Evaluation of cancer risk from imaging with ionising radiation.

Euroatom funded SINFONIA project (https://www.sinfonia-appraisal.eu/#about) is developing novel methodologies and tools that will provide a comprehensive risk appraisal for detrimental effects of radiation exposure on patients, workers, carers, and comforters, the public and the environment during the management of patients suspected or diagnosed with lymphoma and brain tumours.

Prof. John Damilakis is the scientific coordinator of the SINFONIA project and is in charge of the overall scientific, technological and ethical management for the project.

John Damilakis holds senior positions in several European and worldwide research platforms and medical and scientific societies in the Medical Physics field. He is full professor and chairman of the Department of Medical Physics, Faculty of Medicine, University of Crete and director of the Department of Medical Physics of the University Hospital of Heraklion, Crete, Greece.

John Damilakis is at CESGA in Santiago the Compostela participating in the SINFONIA Machine Learning Workshop (https://www.cesga.es/workshop-sinfonia-ml/).
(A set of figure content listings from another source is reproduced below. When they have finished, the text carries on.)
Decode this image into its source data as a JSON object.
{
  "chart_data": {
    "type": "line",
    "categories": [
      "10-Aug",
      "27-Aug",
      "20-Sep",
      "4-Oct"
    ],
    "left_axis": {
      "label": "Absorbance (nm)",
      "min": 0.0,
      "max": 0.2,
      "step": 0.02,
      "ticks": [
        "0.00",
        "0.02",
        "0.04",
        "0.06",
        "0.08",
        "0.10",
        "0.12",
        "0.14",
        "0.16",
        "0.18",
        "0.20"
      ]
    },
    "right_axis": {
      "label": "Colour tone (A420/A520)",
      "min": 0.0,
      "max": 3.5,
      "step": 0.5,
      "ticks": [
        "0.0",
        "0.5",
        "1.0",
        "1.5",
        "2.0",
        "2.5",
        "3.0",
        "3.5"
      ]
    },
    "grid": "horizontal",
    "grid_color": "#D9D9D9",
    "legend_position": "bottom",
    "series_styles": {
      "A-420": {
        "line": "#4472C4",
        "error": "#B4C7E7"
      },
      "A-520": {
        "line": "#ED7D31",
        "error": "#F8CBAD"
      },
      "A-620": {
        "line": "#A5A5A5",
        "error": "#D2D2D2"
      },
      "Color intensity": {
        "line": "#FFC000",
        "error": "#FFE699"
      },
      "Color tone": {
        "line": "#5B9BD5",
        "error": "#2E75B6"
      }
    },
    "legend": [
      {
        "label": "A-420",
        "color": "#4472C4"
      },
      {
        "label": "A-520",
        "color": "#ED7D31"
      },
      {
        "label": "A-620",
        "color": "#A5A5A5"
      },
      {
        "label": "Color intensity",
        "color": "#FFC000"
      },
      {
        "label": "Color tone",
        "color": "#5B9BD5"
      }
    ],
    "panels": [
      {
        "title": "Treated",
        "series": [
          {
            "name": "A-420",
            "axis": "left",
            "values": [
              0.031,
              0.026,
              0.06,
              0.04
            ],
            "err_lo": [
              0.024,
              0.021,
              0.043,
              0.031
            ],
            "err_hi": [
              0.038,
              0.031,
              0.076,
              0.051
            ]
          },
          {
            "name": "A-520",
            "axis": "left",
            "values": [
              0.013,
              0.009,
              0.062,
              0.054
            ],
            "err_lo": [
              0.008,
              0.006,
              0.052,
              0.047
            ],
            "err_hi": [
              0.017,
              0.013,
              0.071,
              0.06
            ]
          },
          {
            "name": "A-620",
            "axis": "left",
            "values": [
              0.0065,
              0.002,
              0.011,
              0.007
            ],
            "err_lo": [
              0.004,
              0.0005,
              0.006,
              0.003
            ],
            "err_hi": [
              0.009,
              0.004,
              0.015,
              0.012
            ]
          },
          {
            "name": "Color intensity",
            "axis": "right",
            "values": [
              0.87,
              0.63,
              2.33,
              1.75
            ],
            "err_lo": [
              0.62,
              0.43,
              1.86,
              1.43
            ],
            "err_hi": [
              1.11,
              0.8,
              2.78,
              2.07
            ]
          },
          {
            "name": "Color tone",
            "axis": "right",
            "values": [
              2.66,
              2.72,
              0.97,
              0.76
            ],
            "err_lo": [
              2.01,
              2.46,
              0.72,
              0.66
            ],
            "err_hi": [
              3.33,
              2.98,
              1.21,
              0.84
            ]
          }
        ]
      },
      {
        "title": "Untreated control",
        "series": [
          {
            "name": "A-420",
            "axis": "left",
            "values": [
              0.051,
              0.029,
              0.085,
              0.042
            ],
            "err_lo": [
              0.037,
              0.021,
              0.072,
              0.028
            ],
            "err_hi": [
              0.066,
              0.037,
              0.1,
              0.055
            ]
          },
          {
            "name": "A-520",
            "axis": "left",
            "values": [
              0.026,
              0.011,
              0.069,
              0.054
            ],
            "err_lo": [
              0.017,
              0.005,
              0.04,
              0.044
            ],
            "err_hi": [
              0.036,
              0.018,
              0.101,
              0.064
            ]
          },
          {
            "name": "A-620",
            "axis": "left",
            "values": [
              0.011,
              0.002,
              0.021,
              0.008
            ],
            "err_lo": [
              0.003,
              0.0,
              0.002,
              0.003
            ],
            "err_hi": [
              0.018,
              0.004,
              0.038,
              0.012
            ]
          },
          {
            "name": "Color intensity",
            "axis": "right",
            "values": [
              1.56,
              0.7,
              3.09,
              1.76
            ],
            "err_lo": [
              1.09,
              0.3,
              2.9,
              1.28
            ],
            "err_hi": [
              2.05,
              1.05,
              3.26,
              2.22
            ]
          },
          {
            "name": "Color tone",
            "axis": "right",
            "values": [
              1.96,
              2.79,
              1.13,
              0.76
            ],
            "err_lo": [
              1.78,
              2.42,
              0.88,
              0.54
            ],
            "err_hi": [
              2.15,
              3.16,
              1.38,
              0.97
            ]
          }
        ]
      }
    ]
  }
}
We have taken advantage of this opportunity to talk with him in order to better understand the relevance of this project.

John Damilakis

John Damilakis

– What are the main aims of the project and what tools you expect SINFONIA project will develop?
J.D. – The main objective of the SINFONIA project is to develop novel methodologies and tools that will provide a comprehensive radiation risk appraisal for detrimental effects of radiation exposure on patients, workers, the public and the environment during the management of patients suspected or diagnosed with lymphoma and brain tumours.
SINFONIA will develop several tools including a) dose estimation tools based on personalised dosimetry methods, powered by artificial intelligence, b) a novel patient radiation risk appraisal tool and c) a platform for dose, imaging, and non-imaging data. The data platform (repository) is currently being developed by CESCA. This is a very important task for the development and deployment of computational tools.

– Why is it important to develop these tools? / Does the lack of these tools limit practitioners decision making in their everyday practice today?
J.D. – Currently, there is lack of personalised, organ-specific, dose estimation in radiological examinations that can be used as input to risk appraisal models, lack of AI-powered tools that will increase the speed and accuracy of organ dose estimation and there is also lack of a framework for the determination of patient-specific out-of-field dose estimations from photon treatments. Brain and lymphoma patients seldom undergo whole-body CT scans for treatment planning purposes. To address this situation, a software tool will be developed to adapting of habitus-dependent virtual phantoms to planning CTs to be subsequently used for patient-specific dose estimations. An online dosimetry system for monitoring staff of nuclear medicine departments will also be developed. The main objective of this tool is to calculate radiation doses delivered during the handling of radionuclides. The lack of the above tools currently limits practitioner’s decision making in their everyday clinical lives.

– What are the benefits you expect these tools will provide to practitioners in the fields of radiotherapy and oncology?
J.D. – SINFONIA dosimetry studies and tools will provide essential information for the justification and optimization of patient diagnostic and therapeutic procedures. In addition, radiation biology studies may help identify those individuals with increased susceptibility to cancer from ionising radiation exposure. This will allow significant progress in the evaluation of cancer risk from imaging with ionising radiation. Tracking of medical radiation exposures of an individual patient is very useful for individual patient protection but also for radiation protection of patients with the same type of disease. This is the only way to get information about the cumulative dose from repeated exposures of ionising radiation to individual patients suspected with or diagnosed with a certain type of diseases such as lymphoma or brain tumour.

– How will patients benefit from wide adoption of these tools?
J.D. – Proper knowledge of doses and risks delivered by various imaging modalities are essential to ensure that medical procedures adhere to up-to-date appropriateness and optimisation criteria. This is very important for all patients. SINFONIA tools and methodologies will produce new knowledge on parameters affecting radiation detriment. This, in the era of personalised medicine, will help clinicians to properly balance risks and benefits of ionising radiation procedures and practitioners and medical physicists develop dose optimisation strategies. SINFONIA results can also be used for better radiogenic risk communication and this is a great benefit to patients who have the right to know the doses and risks associated with their medical procedure.

– Why is it important to have a supercomputing centre onboard in the team developing these tools?
J.D. – Data from imaging and non-imaging examinations and radiation therapy sessions, histologic results and demographic information related to individual patients with lymphoma and brain tumours will be collected and pooled in a shared repository. The repository will be used in developing methods and techniques for patient-specific dose estimation, risk assessment and uncertainty determination. CESGA is currently working to develop the repository, in fact the first version has already been developed and this is a great achievement.